Significantly, the regulator raised the threshold for large private advisers subject to heightened reporting requirements to those with assets under management of $1.5 billion or more. Previously the threshold was $1 billion. Large private advisers must file information regarding leverage, credit providers, investor concentration and fund performance on an annual basis, plus quarterly reports including funds risk profiles, according to J.H. Cohn LLP, an accounting and consulting firm.
The SEC also lengthened the time frame large private advisers have to file from 15 days to 60 days from the end of the quarter or fiscal year.

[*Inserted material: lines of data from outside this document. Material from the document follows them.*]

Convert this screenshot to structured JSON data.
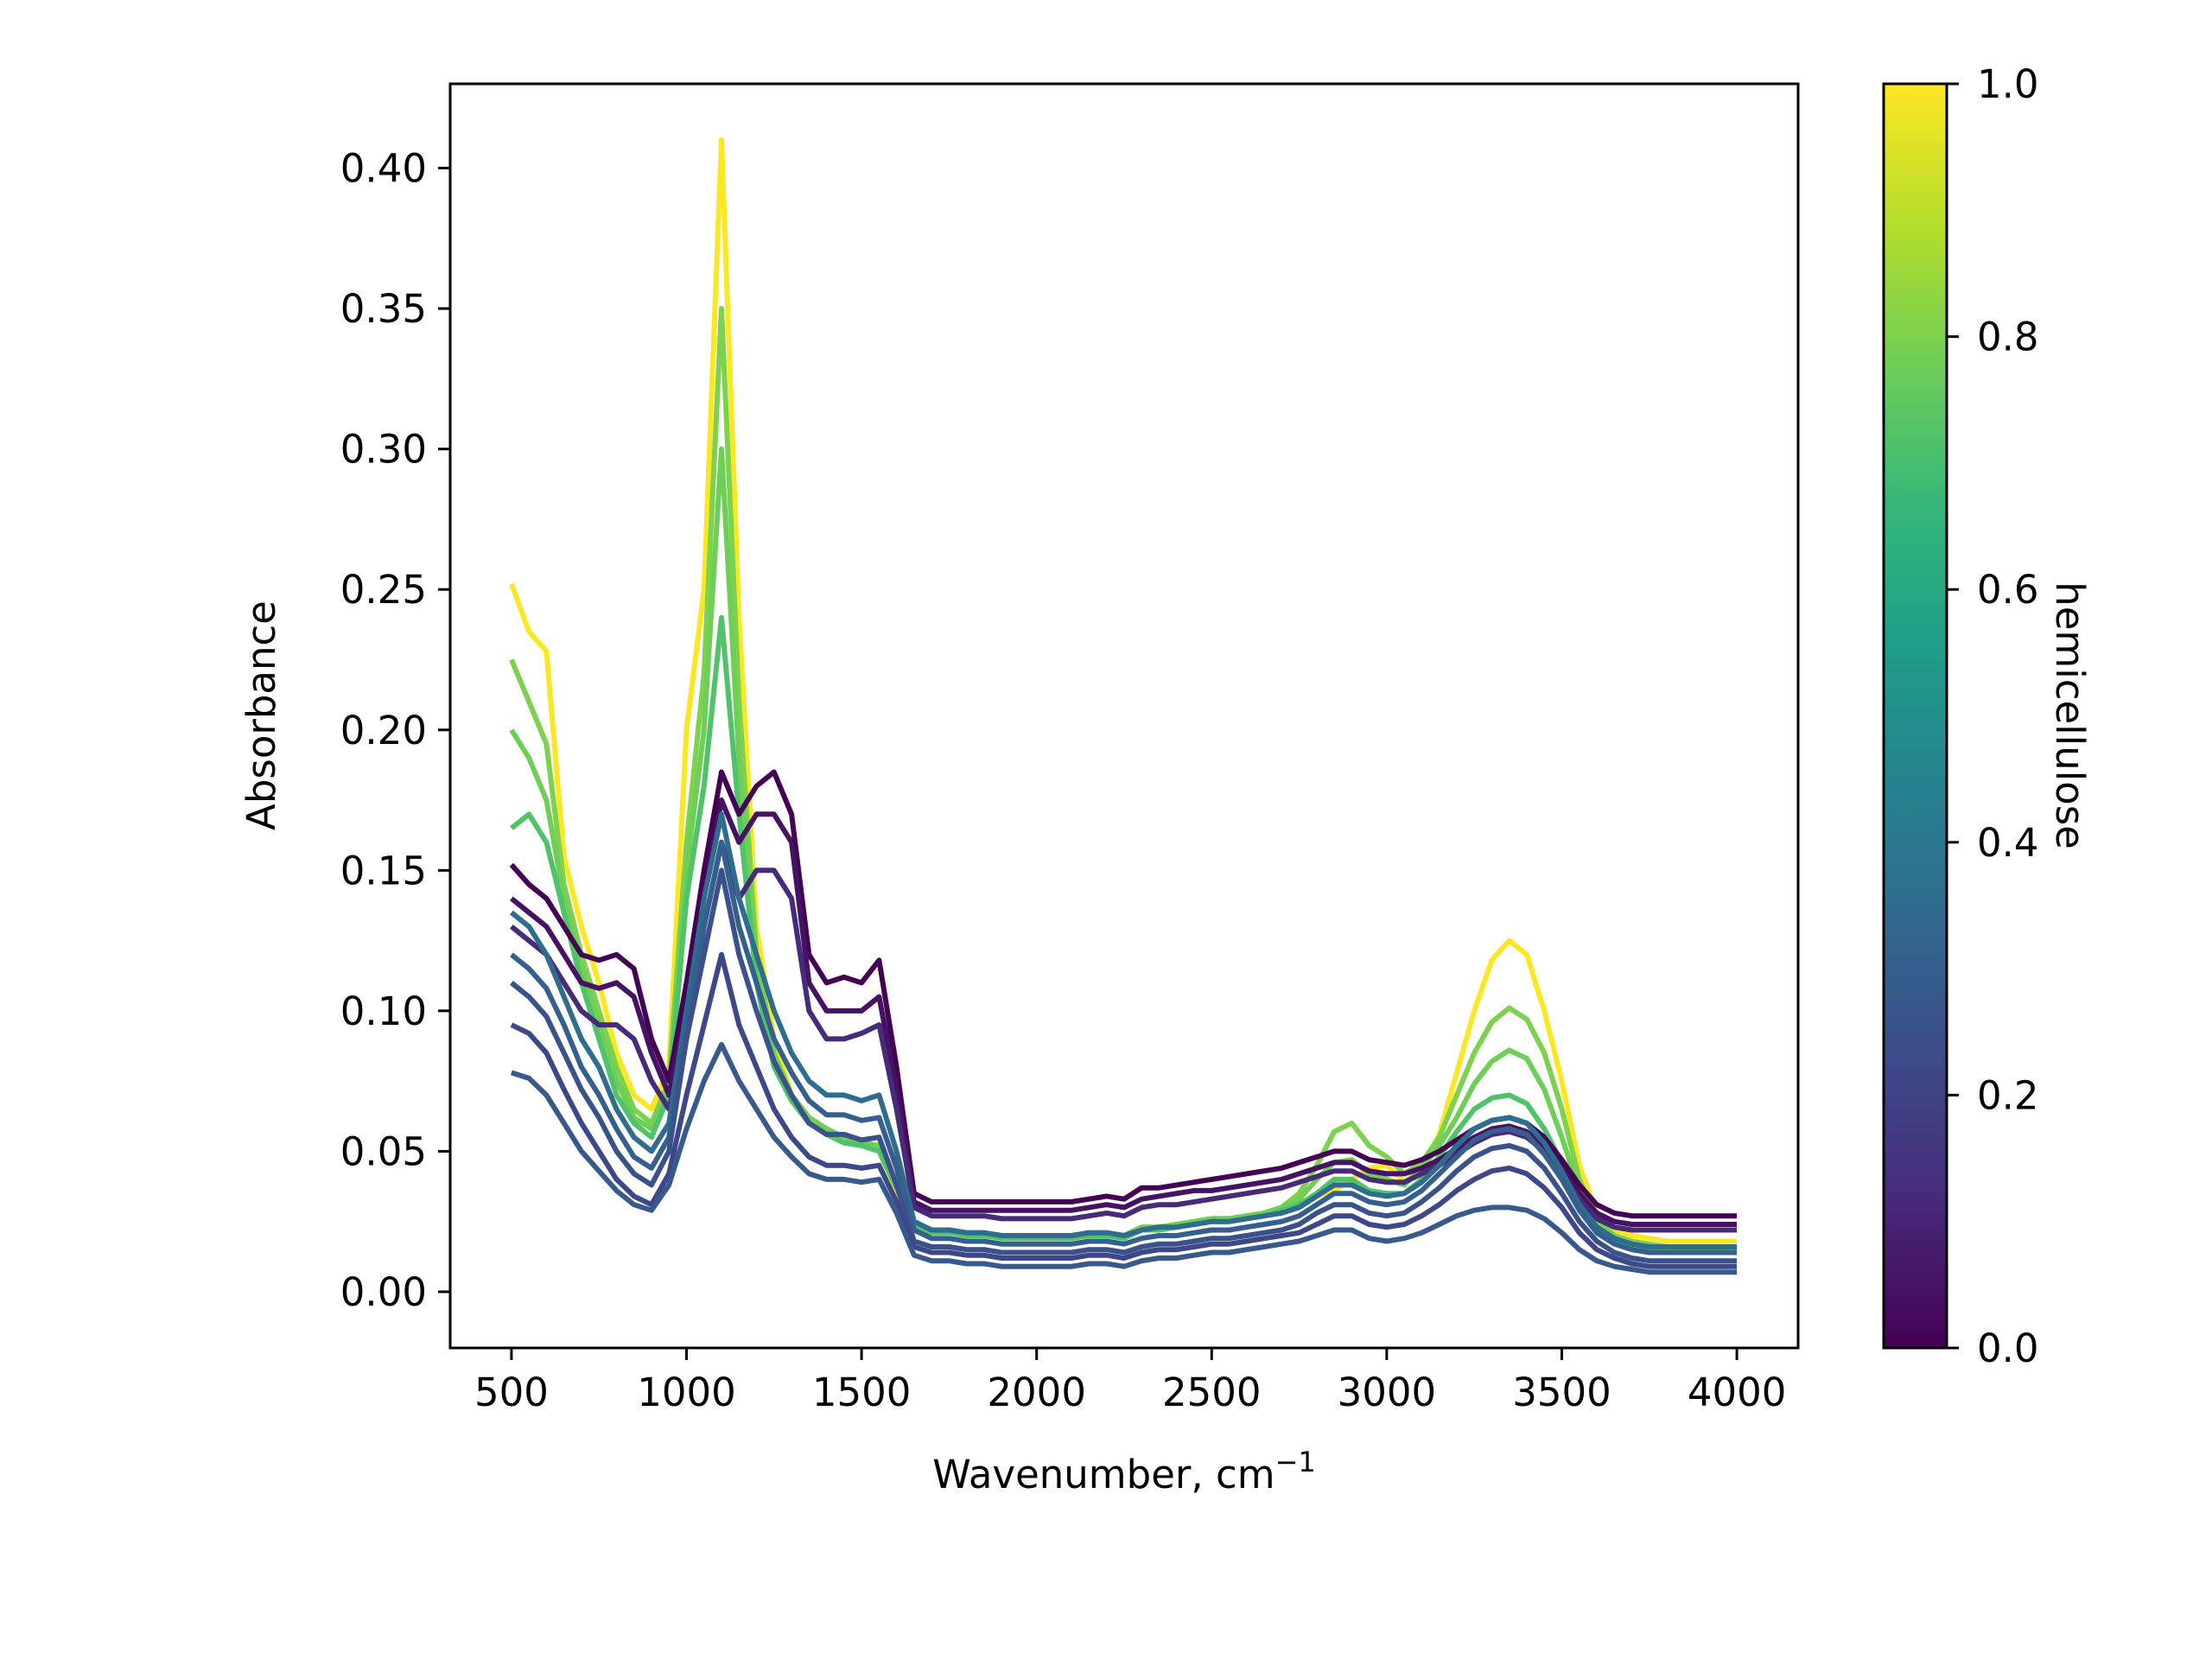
{
  "chart_data": {
    "type": "line",
    "title": "",
    "xlabel": "Wavenumber, cm",
    "xlabel_superscript": "−1",
    "ylabel": "Absorbance",
    "xlim": [
      325,
      4175
    ],
    "ylim": [
      -0.02,
      0.43
    ],
    "xticks": [
      {
        "value": 500,
        "label": "500"
      },
      {
        "value": 1000,
        "label": "1000"
      },
      {
        "value": 1500,
        "label": "1500"
      },
      {
        "value": 2000,
        "label": "2000"
      },
      {
        "value": 2500,
        "label": "2500"
      },
      {
        "value": 3000,
        "label": "3000"
      },
      {
        "value": 3500,
        "label": "3500"
      },
      {
        "value": 4000,
        "label": "4000"
      }
    ],
    "yticks": [
      {
        "value": 0.0,
        "label": "0.00"
      },
      {
        "value": 0.05,
        "label": "0.05"
      },
      {
        "value": 0.1,
        "label": "0.10"
      },
      {
        "value": 0.15,
        "label": "0.15"
      },
      {
        "value": 0.2,
        "label": "0.20"
      },
      {
        "value": 0.25,
        "label": "0.25"
      },
      {
        "value": 0.3,
        "label": "0.30"
      },
      {
        "value": 0.35,
        "label": "0.35"
      },
      {
        "value": 0.4,
        "label": "0.40"
      }
    ],
    "grid": false,
    "legend": "none",
    "colorbar": {
      "label": "hemicellulose",
      "colormap": "viridis",
      "range": [
        0.0,
        1.0
      ],
      "ticks": [
        {
          "value": 0.0,
          "label": "0.0"
        },
        {
          "value": 0.2,
          "label": "0.2"
        },
        {
          "value": 0.4,
          "label": "0.4"
        },
        {
          "value": 0.6,
          "label": "0.6"
        },
        {
          "value": 0.8,
          "label": "0.8"
        },
        {
          "value": 1.0,
          "label": "1.0"
        }
      ],
      "colormap_stops": [
        "#440154",
        "#482878",
        "#3e4989",
        "#31688e",
        "#26828e",
        "#1f9e89",
        "#35b779",
        "#6ece58",
        "#b5de2b",
        "#fde725"
      ]
    },
    "x_grid_start": 500,
    "x_grid_step": 50,
    "series": [
      {
        "hemicellulose": 1.0,
        "lw": 1.0,
        "values": [
          0.252,
          0.235,
          0.228,
          0.155,
          0.13,
          0.11,
          0.085,
          0.07,
          0.065,
          0.08,
          0.2,
          0.25,
          0.41,
          0.24,
          0.13,
          0.09,
          0.07,
          0.06,
          0.058,
          0.055,
          0.053,
          0.05,
          0.036,
          0.024,
          0.022,
          0.022,
          0.021,
          0.021,
          0.02,
          0.02,
          0.02,
          0.02,
          0.02,
          0.021,
          0.021,
          0.02,
          0.023,
          0.023,
          0.024,
          0.025,
          0.026,
          0.026,
          0.027,
          0.028,
          0.03,
          0.032,
          0.034,
          0.036,
          0.04,
          0.044,
          0.045,
          0.039,
          0.044,
          0.056,
          0.078,
          0.1,
          0.118,
          0.125,
          0.12,
          0.1,
          0.075,
          0.045,
          0.028,
          0.022,
          0.02,
          0.019,
          0.018,
          0.018,
          0.018,
          0.018,
          0.018
        ]
      },
      {
        "hemicellulose": 0.8,
        "lw": 1.0,
        "values": [
          0.225,
          0.21,
          0.195,
          0.145,
          0.12,
          0.1,
          0.08,
          0.065,
          0.06,
          0.075,
          0.16,
          0.22,
          0.35,
          0.21,
          0.12,
          0.085,
          0.07,
          0.062,
          0.058,
          0.055,
          0.053,
          0.052,
          0.038,
          0.024,
          0.022,
          0.022,
          0.021,
          0.021,
          0.02,
          0.02,
          0.02,
          0.02,
          0.02,
          0.021,
          0.021,
          0.02,
          0.023,
          0.023,
          0.024,
          0.025,
          0.026,
          0.026,
          0.027,
          0.028,
          0.03,
          0.035,
          0.045,
          0.057,
          0.06,
          0.052,
          0.048,
          0.042,
          0.046,
          0.055,
          0.07,
          0.085,
          0.096,
          0.101,
          0.097,
          0.085,
          0.065,
          0.04,
          0.026,
          0.02,
          0.018,
          0.017,
          0.016,
          0.016,
          0.016,
          0.016,
          0.016
        ]
      },
      {
        "hemicellulose": 0.78,
        "lw": 1.0,
        "values": [
          0.2,
          0.19,
          0.175,
          0.14,
          0.115,
          0.095,
          0.075,
          0.062,
          0.058,
          0.072,
          0.15,
          0.2,
          0.3,
          0.19,
          0.115,
          0.083,
          0.07,
          0.062,
          0.058,
          0.055,
          0.053,
          0.052,
          0.038,
          0.024,
          0.022,
          0.022,
          0.021,
          0.021,
          0.02,
          0.02,
          0.02,
          0.02,
          0.02,
          0.021,
          0.021,
          0.02,
          0.023,
          0.023,
          0.024,
          0.025,
          0.026,
          0.026,
          0.027,
          0.028,
          0.03,
          0.033,
          0.04,
          0.046,
          0.047,
          0.042,
          0.04,
          0.038,
          0.044,
          0.052,
          0.062,
          0.074,
          0.082,
          0.086,
          0.083,
          0.072,
          0.055,
          0.036,
          0.024,
          0.019,
          0.017,
          0.016,
          0.015,
          0.015,
          0.015,
          0.015,
          0.015
        ]
      },
      {
        "hemicellulose": 0.72,
        "lw": 1.0,
        "values": [
          0.165,
          0.17,
          0.16,
          0.135,
          0.11,
          0.09,
          0.07,
          0.06,
          0.055,
          0.07,
          0.14,
          0.18,
          0.24,
          0.17,
          0.11,
          0.08,
          0.068,
          0.06,
          0.056,
          0.053,
          0.052,
          0.05,
          0.037,
          0.023,
          0.021,
          0.021,
          0.02,
          0.02,
          0.019,
          0.019,
          0.019,
          0.019,
          0.019,
          0.02,
          0.02,
          0.019,
          0.022,
          0.022,
          0.023,
          0.024,
          0.025,
          0.025,
          0.026,
          0.027,
          0.029,
          0.031,
          0.035,
          0.04,
          0.04,
          0.036,
          0.035,
          0.035,
          0.04,
          0.048,
          0.057,
          0.065,
          0.069,
          0.07,
          0.067,
          0.058,
          0.046,
          0.032,
          0.022,
          0.018,
          0.016,
          0.015,
          0.014,
          0.014,
          0.014,
          0.014,
          0.014
        ]
      },
      {
        "hemicellulose": 0.0,
        "lw": 1.0,
        "values": [
          0.152,
          0.145,
          0.14,
          0.13,
          0.12,
          0.118,
          0.12,
          0.115,
          0.09,
          0.075,
          0.11,
          0.15,
          0.185,
          0.17,
          0.18,
          0.185,
          0.17,
          0.12,
          0.11,
          0.112,
          0.11,
          0.118,
          0.08,
          0.035,
          0.032,
          0.032,
          0.032,
          0.032,
          0.032,
          0.032,
          0.032,
          0.032,
          0.032,
          0.033,
          0.034,
          0.033,
          0.037,
          0.037,
          0.038,
          0.039,
          0.04,
          0.041,
          0.042,
          0.043,
          0.044,
          0.046,
          0.048,
          0.05,
          0.05,
          0.047,
          0.046,
          0.045,
          0.047,
          0.05,
          0.054,
          0.058,
          0.061,
          0.062,
          0.06,
          0.055,
          0.047,
          0.038,
          0.031,
          0.028,
          0.027,
          0.027,
          0.027,
          0.027,
          0.027,
          0.027,
          0.027
        ]
      },
      {
        "hemicellulose": 0.05,
        "lw": 1.0,
        "values": [
          0.14,
          0.135,
          0.13,
          0.12,
          0.11,
          0.108,
          0.11,
          0.105,
          0.085,
          0.07,
          0.1,
          0.14,
          0.175,
          0.16,
          0.17,
          0.17,
          0.16,
          0.11,
          0.1,
          0.1,
          0.1,
          0.105,
          0.072,
          0.032,
          0.029,
          0.029,
          0.029,
          0.029,
          0.029,
          0.029,
          0.029,
          0.029,
          0.029,
          0.03,
          0.031,
          0.03,
          0.033,
          0.034,
          0.035,
          0.036,
          0.036,
          0.037,
          0.038,
          0.039,
          0.04,
          0.042,
          0.044,
          0.046,
          0.046,
          0.043,
          0.042,
          0.042,
          0.044,
          0.047,
          0.051,
          0.055,
          0.058,
          0.059,
          0.057,
          0.052,
          0.044,
          0.035,
          0.028,
          0.025,
          0.024,
          0.024,
          0.024,
          0.024,
          0.024,
          0.024,
          0.024
        ]
      },
      {
        "hemicellulose": 0.12,
        "lw": 1.0,
        "values": [
          0.13,
          0.125,
          0.12,
          0.11,
          0.1,
          0.095,
          0.095,
          0.09,
          0.075,
          0.065,
          0.09,
          0.13,
          0.16,
          0.14,
          0.15,
          0.15,
          0.14,
          0.1,
          0.09,
          0.09,
          0.092,
          0.095,
          0.065,
          0.03,
          0.027,
          0.027,
          0.027,
          0.027,
          0.026,
          0.026,
          0.026,
          0.026,
          0.026,
          0.027,
          0.028,
          0.027,
          0.03,
          0.031,
          0.031,
          0.032,
          0.033,
          0.034,
          0.035,
          0.036,
          0.037,
          0.039,
          0.041,
          0.043,
          0.043,
          0.04,
          0.039,
          0.039,
          0.042,
          0.045,
          0.049,
          0.053,
          0.056,
          0.057,
          0.055,
          0.05,
          0.042,
          0.033,
          0.026,
          0.023,
          0.022,
          0.022,
          0.022,
          0.022,
          0.022,
          0.022,
          0.022
        ]
      },
      {
        "hemicellulose": 0.35,
        "lw": 1.0,
        "values": [
          0.135,
          0.13,
          0.12,
          0.105,
          0.09,
          0.08,
          0.065,
          0.055,
          0.05,
          0.06,
          0.1,
          0.14,
          0.17,
          0.14,
          0.12,
          0.1,
          0.085,
          0.075,
          0.07,
          0.07,
          0.068,
          0.07,
          0.05,
          0.025,
          0.022,
          0.022,
          0.021,
          0.021,
          0.02,
          0.02,
          0.02,
          0.02,
          0.02,
          0.021,
          0.021,
          0.02,
          0.022,
          0.023,
          0.023,
          0.024,
          0.025,
          0.025,
          0.026,
          0.027,
          0.028,
          0.03,
          0.034,
          0.038,
          0.038,
          0.035,
          0.034,
          0.035,
          0.039,
          0.045,
          0.052,
          0.058,
          0.061,
          0.062,
          0.06,
          0.053,
          0.043,
          0.031,
          0.023,
          0.019,
          0.017,
          0.016,
          0.016,
          0.016,
          0.016,
          0.016,
          0.016
        ]
      },
      {
        "hemicellulose": 0.3,
        "lw": 1.0,
        "values": [
          0.12,
          0.115,
          0.108,
          0.095,
          0.08,
          0.07,
          0.058,
          0.048,
          0.044,
          0.055,
          0.095,
          0.13,
          0.16,
          0.13,
          0.11,
          0.09,
          0.078,
          0.068,
          0.063,
          0.063,
          0.061,
          0.062,
          0.044,
          0.022,
          0.019,
          0.019,
          0.018,
          0.018,
          0.017,
          0.017,
          0.017,
          0.017,
          0.017,
          0.018,
          0.018,
          0.017,
          0.019,
          0.02,
          0.02,
          0.021,
          0.022,
          0.022,
          0.023,
          0.024,
          0.025,
          0.027,
          0.031,
          0.035,
          0.035,
          0.032,
          0.031,
          0.032,
          0.036,
          0.042,
          0.048,
          0.054,
          0.057,
          0.058,
          0.056,
          0.049,
          0.04,
          0.029,
          0.021,
          0.017,
          0.015,
          0.014,
          0.014,
          0.014,
          0.014,
          0.014,
          0.014
        ]
      },
      {
        "hemicellulose": 0.25,
        "lw": 1.0,
        "values": [
          0.11,
          0.105,
          0.098,
          0.085,
          0.072,
          0.062,
          0.05,
          0.042,
          0.038,
          0.05,
          0.09,
          0.12,
          0.15,
          0.12,
          0.1,
          0.082,
          0.07,
          0.06,
          0.056,
          0.056,
          0.054,
          0.055,
          0.038,
          0.018,
          0.016,
          0.016,
          0.015,
          0.015,
          0.014,
          0.014,
          0.014,
          0.014,
          0.014,
          0.015,
          0.015,
          0.014,
          0.016,
          0.017,
          0.017,
          0.018,
          0.019,
          0.019,
          0.02,
          0.021,
          0.022,
          0.024,
          0.028,
          0.031,
          0.031,
          0.028,
          0.027,
          0.028,
          0.032,
          0.037,
          0.043,
          0.048,
          0.051,
          0.052,
          0.05,
          0.044,
          0.035,
          0.025,
          0.018,
          0.014,
          0.012,
          0.011,
          0.011,
          0.011,
          0.011,
          0.011,
          0.011
        ]
      },
      {
        "hemicellulose": 0.22,
        "lw": 1.0,
        "values": [
          0.095,
          0.092,
          0.085,
          0.072,
          0.06,
          0.05,
          0.04,
          0.034,
          0.031,
          0.042,
          0.07,
          0.095,
          0.12,
          0.095,
          0.08,
          0.065,
          0.055,
          0.048,
          0.045,
          0.045,
          0.044,
          0.045,
          0.032,
          0.016,
          0.014,
          0.014,
          0.013,
          0.013,
          0.012,
          0.012,
          0.012,
          0.012,
          0.012,
          0.013,
          0.013,
          0.012,
          0.014,
          0.015,
          0.015,
          0.016,
          0.017,
          0.017,
          0.018,
          0.019,
          0.02,
          0.021,
          0.024,
          0.027,
          0.027,
          0.024,
          0.023,
          0.024,
          0.027,
          0.031,
          0.036,
          0.04,
          0.043,
          0.044,
          0.042,
          0.037,
          0.03,
          0.021,
          0.015,
          0.012,
          0.01,
          0.009,
          0.009,
          0.009,
          0.009,
          0.009,
          0.009
        ]
      },
      {
        "hemicellulose": 0.28,
        "lw": 1.0,
        "values": [
          0.078,
          0.076,
          0.07,
          0.06,
          0.05,
          0.043,
          0.036,
          0.031,
          0.029,
          0.038,
          0.058,
          0.075,
          0.088,
          0.075,
          0.065,
          0.055,
          0.048,
          0.042,
          0.04,
          0.04,
          0.039,
          0.04,
          0.028,
          0.013,
          0.011,
          0.011,
          0.01,
          0.01,
          0.009,
          0.009,
          0.009,
          0.009,
          0.009,
          0.01,
          0.01,
          0.009,
          0.011,
          0.012,
          0.012,
          0.013,
          0.014,
          0.014,
          0.015,
          0.016,
          0.017,
          0.018,
          0.02,
          0.022,
          0.022,
          0.019,
          0.018,
          0.019,
          0.021,
          0.024,
          0.027,
          0.029,
          0.03,
          0.03,
          0.029,
          0.026,
          0.021,
          0.015,
          0.011,
          0.009,
          0.008,
          0.007,
          0.007,
          0.007,
          0.007,
          0.007,
          0.007
        ]
      }
    ]
  }
}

Advisers with less than $150 million in regulatory assets under management do not need to file. Those with more than $150 million but less than the $1.5 billion threshold will be given 120 days to file rather than the initially proposed 90 days. These smaller advisers must annually report information about fund strategy, counterparty credit risk and use of trading and clearing mechanisms, according to J.H. Cohn.
The SEC also extended the first required filing date for most advisers to the first fiscal year or quarter, depending on the advisers AuM, ending on or after Dec. 15, 2012. The biggest advisers, those with $5 billion or more of assets under management attributable to hedge funds, must file with the earlier quarter- or fiscal year-end on or after June 15, 2012.
The final set of requirements for Form PF await a vote by the Commodity Futures Trading Commission (CFTC), the US futures and options regulator, next week.
The data collection form that we have adopted will address the dramatic lack of private fund information available to regulators today while easing the burden on private fund managers producing the data, says SEC Chairman Mary L. Schapiro.
Form PF places an increased regulatory burden on private funds, particularly hedge funds, that historically have operated with relatively little regulatory oversight. Fund administrators have responded by developing Form PF reporting services, such as the ones developed by GlobeOp and Viteos.